I’ve yet to find the secret matter-generator in my home, so I continue to go through the bi-annual
process of collecting hordes of stuff from my basement and attic in the hopes that just one of
these items will spark a “buyers” cage-match on my lawn. There is nothing quite like seeing two
people argue over who got to the Big Mouth Billy Bass plaque first.

While sifting through my containers, I found an old book I read a few decades ago called
Moments of Truth. I don’t remember if the writing was particularly good, but I do remember it
being an amazing story about transforming a business.

In the early ’80s, Jan Carlzon was hired by Scandinavian Airlines (SAS) to turn the company
around. SAS was struggling financially, facing customer issues, and competing against larger,
better-managed airlines. For those of you working in large organizations, you understand the
challenges of making rapid changes.

As CEO, Jan implemented numerous changes, but one of the most impactful was to release a
red pamphlet known as the “Red Book”. The Red Book was easy for all employees to read and
outlined key cultural items such as SAS’s mission, values, and service philosophy. It
emphasized the importance of putting the customer first and empowering employees to make
decisions that enhanced the customer experience.

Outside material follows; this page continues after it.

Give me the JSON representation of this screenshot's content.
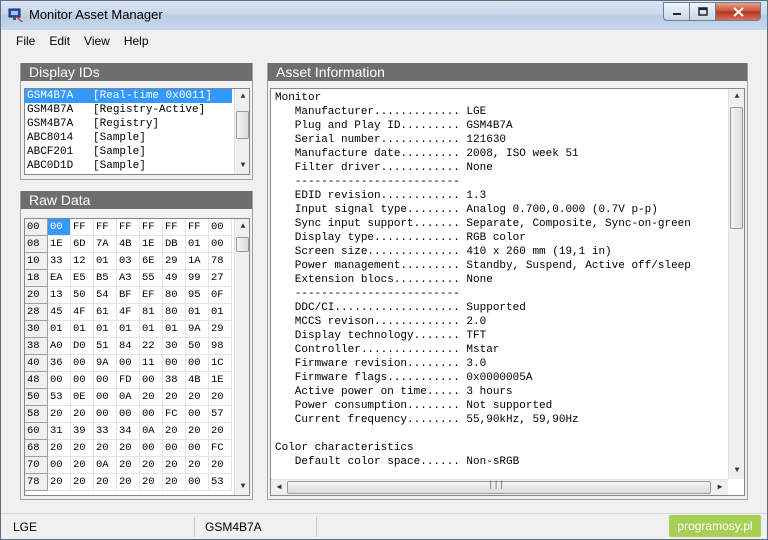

Jan termed any interaction where a company representative could influence the customer’s
perception as a Moment of Truth. By empowering employees to respond effectively to customer
needs, Carlzon believed SAS could differentiate itself from competitors and build strong
customer loyalty.

SAS experienced a massive cultural shift. Employees felt empowered and customers felt
listened to. Financial success quickly followed. It’s a dramatic example of corporate change
that in large part can be attributed to a small red book.

I’ve described in a prior post how candidates need to consider themselves as “problem solvers”,
namely what problems is one uniquely qualified to address and solve. Closely related to this is
a candidate’s need to consider themselves “change agents”, how one can effectively implement
people, process and/or technology changes. Some of my colleagues believe that change
management is the highest priority skill set for a candidate.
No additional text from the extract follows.